The new government wants a modern and thrifty state that intervenes in the economy only when reasonable and necessary, and will not pursue approaches that deform the market: this is how Fico pitched the cabinet’s programme statement before parliament. He declared that his government’s top priority would be consolidation of the public finances so that the country’s budget deficit is pushed below 3 percent of GDP in 2013, but he emphasised that this would not be done at the expense of poorer citizens.
Fico brought four non-partisan ministers into the cabinet: Minister of Economy Tomáš Malatinský, the former head of the Federation of Employers’ Associations (AZZZ); Justice Minister Tomáš Borec, the one-time chairman of the Slovak Bar Association; Health Minister Zuzana Zvolenská, who had served as chief executive of the privately-owned Dôvera public-health insurance company as well as its state-owned counterpart, Všeobecná Zdravotná Poisťovňa (VšZP); and Miroslav Lajčák, who left a high-profile EU position to head Slovakia’s Foreign Ministry.
Political analysts considered the non-partisan appointments of Lajčák and Borec as positive, with political scientist Ján Baránek adding that it was necessary to wait and see whether Fico’s signals about a new style were only a “wolf-in-sheep’s-clothing” approach or would become an expression of a new political culture, the SITA newswire reported in May.
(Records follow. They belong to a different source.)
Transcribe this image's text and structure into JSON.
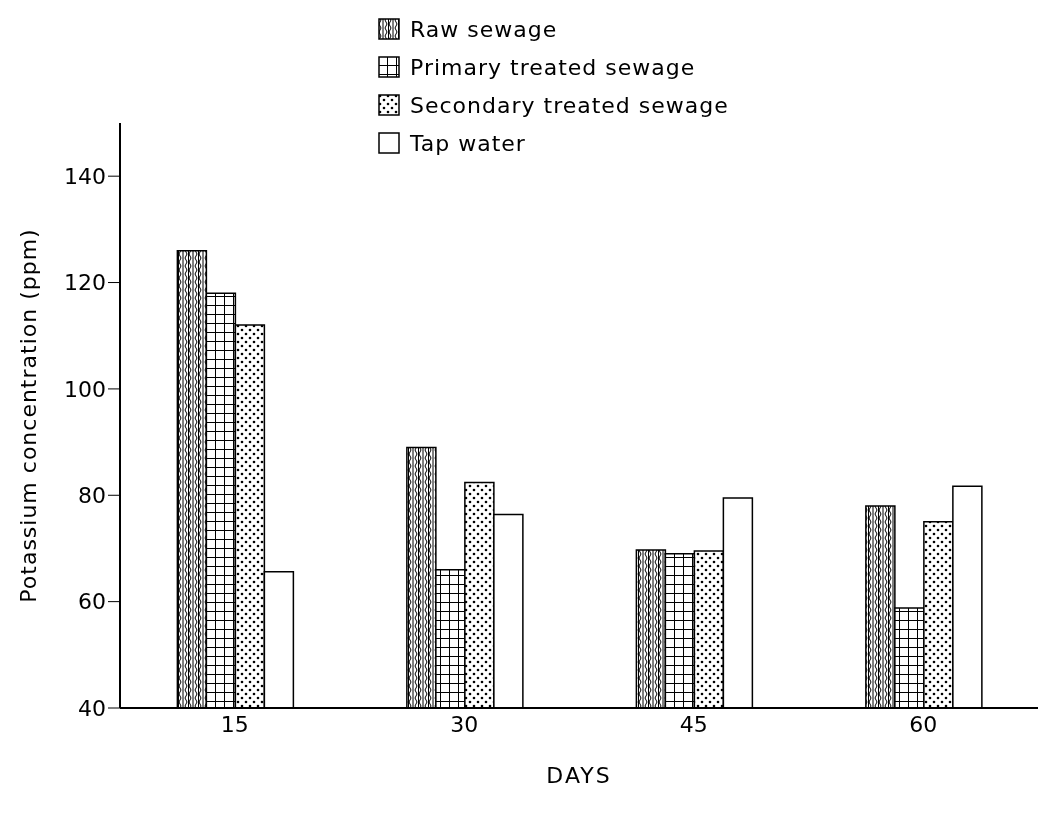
{
  "chart_data": {
    "type": "bar",
    "xlabel": "DAYS",
    "ylabel": "Potassium concentration (ppm)",
    "categories": [
      "15",
      "30",
      "45",
      "60"
    ],
    "series": [
      {
        "name": "Raw sewage",
        "color": "#000000",
        "values": [
          126,
          89,
          69.7,
          78
        ]
      },
      {
        "name": "Primary treated sewage",
        "color": "#000000",
        "values": [
          118,
          66,
          69,
          58.8
        ]
      },
      {
        "name": "Secondary treated sewage",
        "color": "#000000",
        "values": [
          112,
          82.4,
          69.5,
          75
        ]
      },
      {
        "name": "Tap water",
        "color": "#000000",
        "values": [
          65.6,
          76.4,
          79.5,
          81.7
        ]
      }
    ],
    "ylim": [
      40,
      150
    ],
    "yticks": [
      40,
      60,
      80,
      100,
      120,
      140
    ],
    "grid": false,
    "legend": "top"
  }
}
Former finance minister Ján Počiatek went straight to the Ministry of Transport, Construction and Regional Development. Robert Kaliňák returned to his previous post as interior minister, as did Marek Maďarič as culture minister, while Dušan Čaplovič took the reins at the Education Ministry. Peter Kažimír, the former state secretary at the Finance Ministry is now the minister there. The country’s new defence minister is Martin Glváč, head of Smer’s Bratislava branch, and the Environment Ministry is in the hands of Peter Žiga, a former state secretary at the Economy Ministry and the head of Smer’s Košice branch. Former economy minister Ľubomír Jahnátek now leads the Agriculture Ministry and the new labour minister is Ján Richter, who served as Smer’s general manager.
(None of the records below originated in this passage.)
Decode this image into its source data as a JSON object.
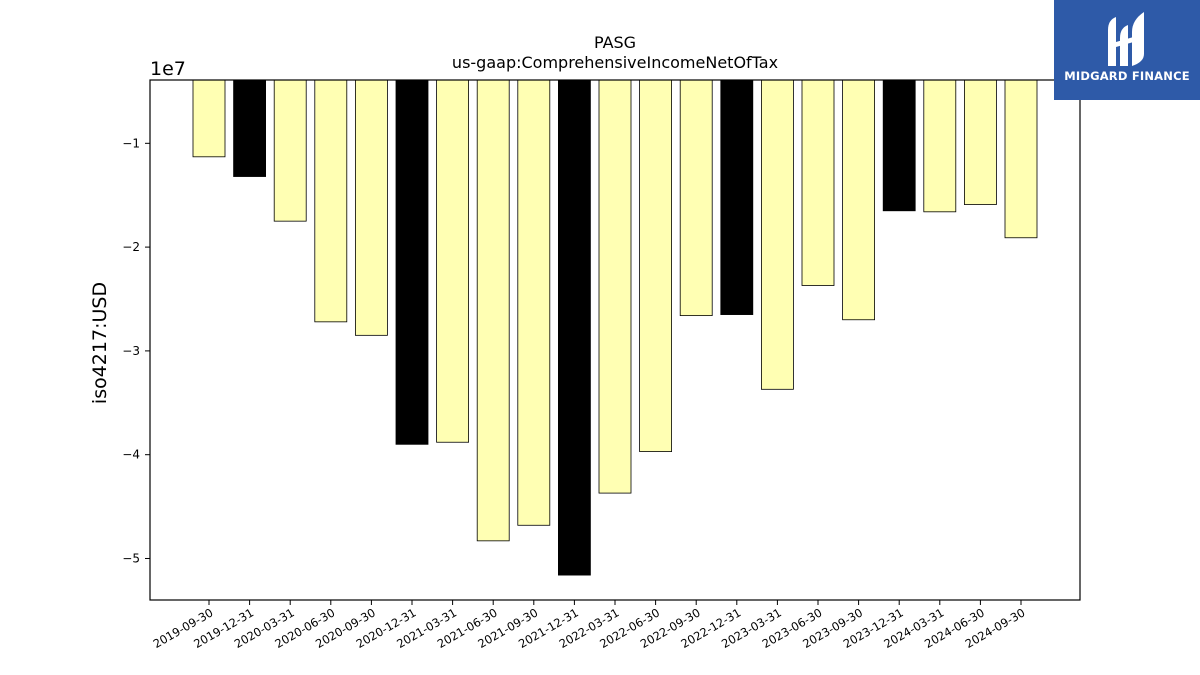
{
  "brand": {
    "name": "MIDGARD FINANCE",
    "accent_color": "#2e5aa8"
  },
  "chart_data": {
    "type": "bar",
    "title": "PASG",
    "subtitle": "us-gaap:ComprehensiveIncomeNetOfTax",
    "ylabel": "iso4217:USD",
    "xlabel": "",
    "scale_label": "1e7",
    "ylim": [
      -54000000,
      -3900000
    ],
    "yticks": [
      -10000000,
      -20000000,
      -30000000,
      -40000000,
      -50000000
    ],
    "ytick_labels": [
      "−1",
      "−2",
      "−3",
      "−4",
      "−5"
    ],
    "categories": [
      "2019-09-30",
      "2019-12-31",
      "2020-03-31",
      "2020-06-30",
      "2020-09-30",
      "2020-12-31",
      "2021-03-31",
      "2021-06-30",
      "2021-09-30",
      "2021-12-31",
      "2022-03-31",
      "2022-06-30",
      "2022-09-30",
      "2022-12-31",
      "2023-03-31",
      "2023-06-30",
      "2023-09-30",
      "2023-12-31",
      "2024-03-31",
      "2024-06-30",
      "2024-09-30"
    ],
    "values": [
      -11300000,
      -13200000,
      -17500000,
      -27200000,
      -28500000,
      -39000000,
      -38800000,
      -48300000,
      -46800000,
      -51600000,
      -43700000,
      -39700000,
      -26600000,
      -26500000,
      -33700000,
      -23700000,
      -27000000,
      -16500000,
      -16600000,
      -15900000,
      -19100000
    ],
    "bar_colors": [
      "#ffffb3",
      "#000000",
      "#ffffb3",
      "#ffffb3",
      "#ffffb3",
      "#000000",
      "#ffffb3",
      "#ffffb3",
      "#ffffb3",
      "#000000",
      "#ffffb3",
      "#ffffb3",
      "#ffffb3",
      "#000000",
      "#ffffb3",
      "#ffffb3",
      "#ffffb3",
      "#000000",
      "#ffffb3",
      "#ffffb3",
      "#ffffb3"
    ],
    "grid": false,
    "legend": "none"
  }
}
While for some time it seemed that the creation of a top post for Ľubomír Vážny was uncertain, on November 26, the former transport minister was appointed deputy prime minister for investment. His responsibilities will lie mainly in the coordination of large investment projects with estimated costs of over €1 billion.
As for the leadership of the Slovak Parliament, Pavol Paška, Fico’s right-hand man, returned to his old job as speaker of parliament and now has two Smer deputies: the party’s regional head for Banská Bystrica, Jana Laššáková, and Renáta Zmajkovičová, another Smer deputy who previously headed the parliamentary mandate and immunity committee. For the opposition, Erika Jurinová of OĽaNO serves as deputy speaker along with Ján Figeľ, leader of the KDH. When it comes to the distribution of parliamentary committee chairs, Smer left nine to the opposition.
On May 3, President Ivan Gašparovič appointed Ján Valko, former head of the state-owned Nuclear and Decommissioning Company (JAVYS), to lead the Slovak Information Service (SIS) intelligence agency. Meanwhile Jozef Magala, SIS boss during the first Fico government, was given the cabinet’s nod to take the helm of the National Security Authority (NBÚ), which vets nominees for high political posts and issues security clearances.
In line with its earlier declarations, the government has eliminated the flat tax, made changes to the private pension savings scheme and the Labour Code, and Fico also has made the first steps towards accomplishing his plan to create a single public-health insurer in Slovakia, putting Slovakia’s two existing privately-owned public-health insurers on alert.